I think that there are few diagnostic markers for any condition that are 100% specific and 100% sensitive, so something in the 90s would be great. But of course there are probably subgroups, and co-morbidities (which will be more numerous the later the diagnosis is attempted), and there is always the inescapable circularity/tautology of having to rely on incomplete knowledge and having to make assumptions, which themselves may not be correct!
This is not unique to ME, and we will never have a perfect solution.
It keeps scientists in work at least.
Agree with that,esp the circularity of not having a validated gold standard.
90%+ is pretty good, but with one caveat:
Doctors don't usually have problems distinguishing between ME/CFS patients and healthy sedentary controls so the issue is specificity. Would be great to have a test that reliably distinguishes between ME/CFS and and other chronically fatiguing illnesses.
It is important to note that these studies don't imply any directionality. The brain changes may simply reflect the changes in the body, since we are talking about two parts of a single system.
Similarly exciting changes in brain activity can be measured before and after a thirsty person has a drink.
The problem I have with these brain imaging studies is they tell us very little about potential treatments.
I'm a bit puzzled by this. Measuring differences in brain activity during a congitive test, compared with baseline, seems a reasonable way to identify brain areas that might be involved in that test. Or have I missed something?
My bigger concern is whether the findings are real and replicable.
Isn't that what would be expected? Given the fundamental importance of water to a thirsty person, I would have predicted exciting changes in brain activity in response to a drink.
The authors are arguing that their fMRI test separates the patients into meaningful subgroups, which will aid research:
I'm disappointed to see here what seems like Snell waffling-- or, even more disappointing, what seems like Snell trying to confuse the issue.
I think the two-day exercise test is so important because it demonstrates that THERE EXIST people whose VO2 max drops on the second day. Because of this, you could consider PEM to be a clinical entity in itself. Everything I read up until this (Snell waffling) seems consistent with that.
--PEM defined that way might be unique to people who seem to have something wrong with them but do not have another disease label other than Fukuda etc. Thus: a new clinical entity.
--PEM defined that way might turn out to be a symptom shared by some/all CFS people with (say) MS and/or cardiomyopathy and/or ALS or who knows. This would be evidence for something severely wrong with CFS people and would suggest what it might be.
--PEM defined that way is evidence that people with PEM will be made worse or killed by exercise. That is most definitely a treatment suggestion.
It would work best for our purposes if someone simply divided people into two groups-- those whose VO2 max falls on second day and those who don't, and then study the first group.

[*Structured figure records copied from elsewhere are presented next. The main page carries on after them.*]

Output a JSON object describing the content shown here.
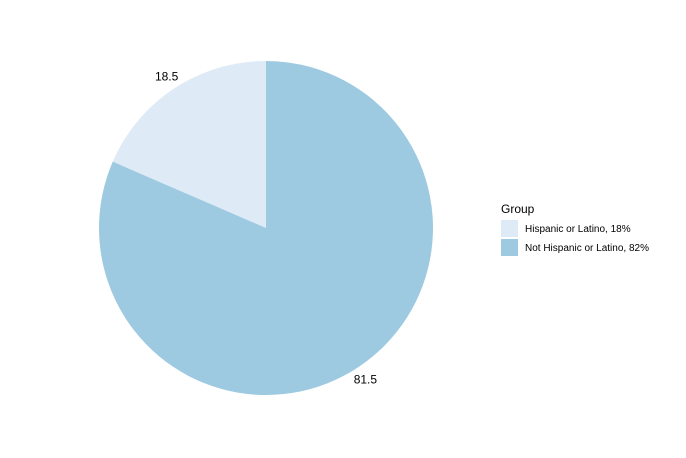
{
  "chart_data": {
    "type": "pie",
    "legend_title": "Group",
    "legend_position": "right",
    "start_angle_deg": 0,
    "direction": "counterclockwise",
    "slices": [
      {
        "label": "Hispanic or Latino, 18%",
        "value": 18.5,
        "data_label": "18.5",
        "color": "#deebf7"
      },
      {
        "label": "Not Hispanic or Latino, 82%",
        "value": 81.5,
        "data_label": "81.5",
        "color": "#9ecae1"
      }
    ]
  }
}
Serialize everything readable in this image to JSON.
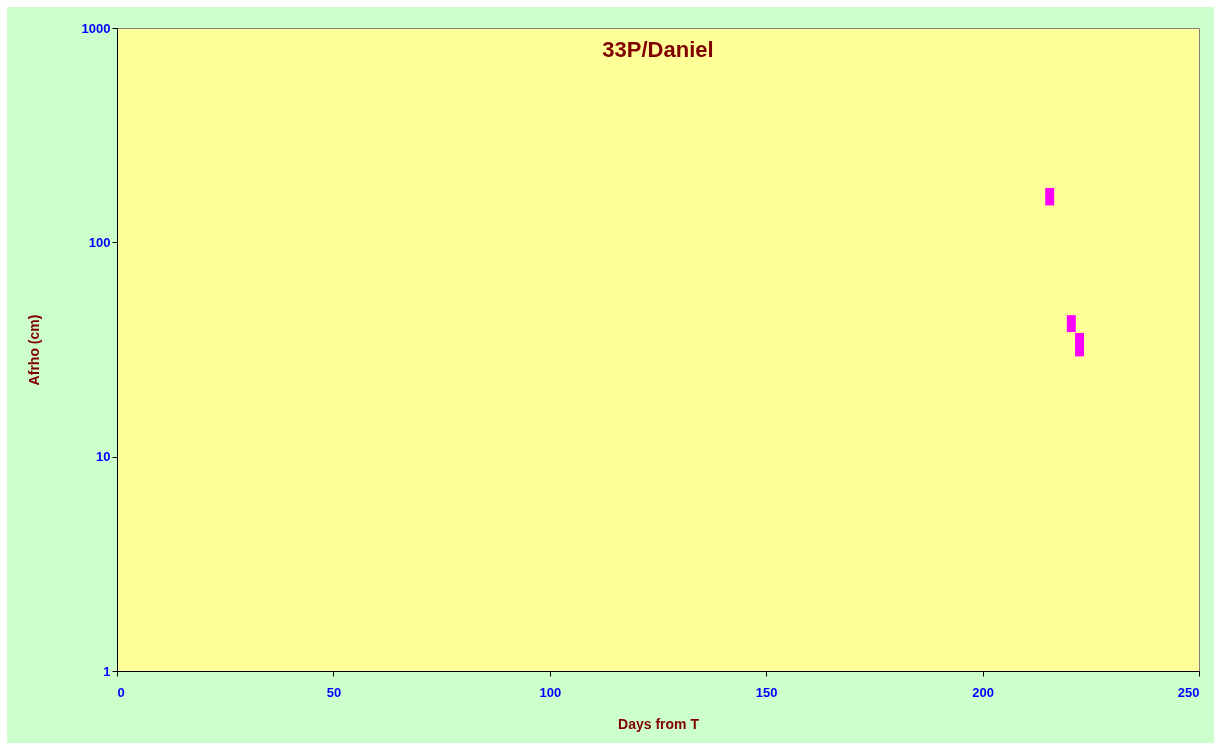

Of course this happens in those lab(s) that test a large number of private individuals for disability. What is happening to that evidence?
Simon, would it be possible for you to write a summary from this perspective? (I am completely confused by the different labs, different studies, different buzz words, etc. even though there seems to be a very limited number of labs/studies.) Thanks for your analysis so far. I'm terrified that something apparently so clear-cut is going to get obfuscated out of existence, and that it is already too complex for the casual reader.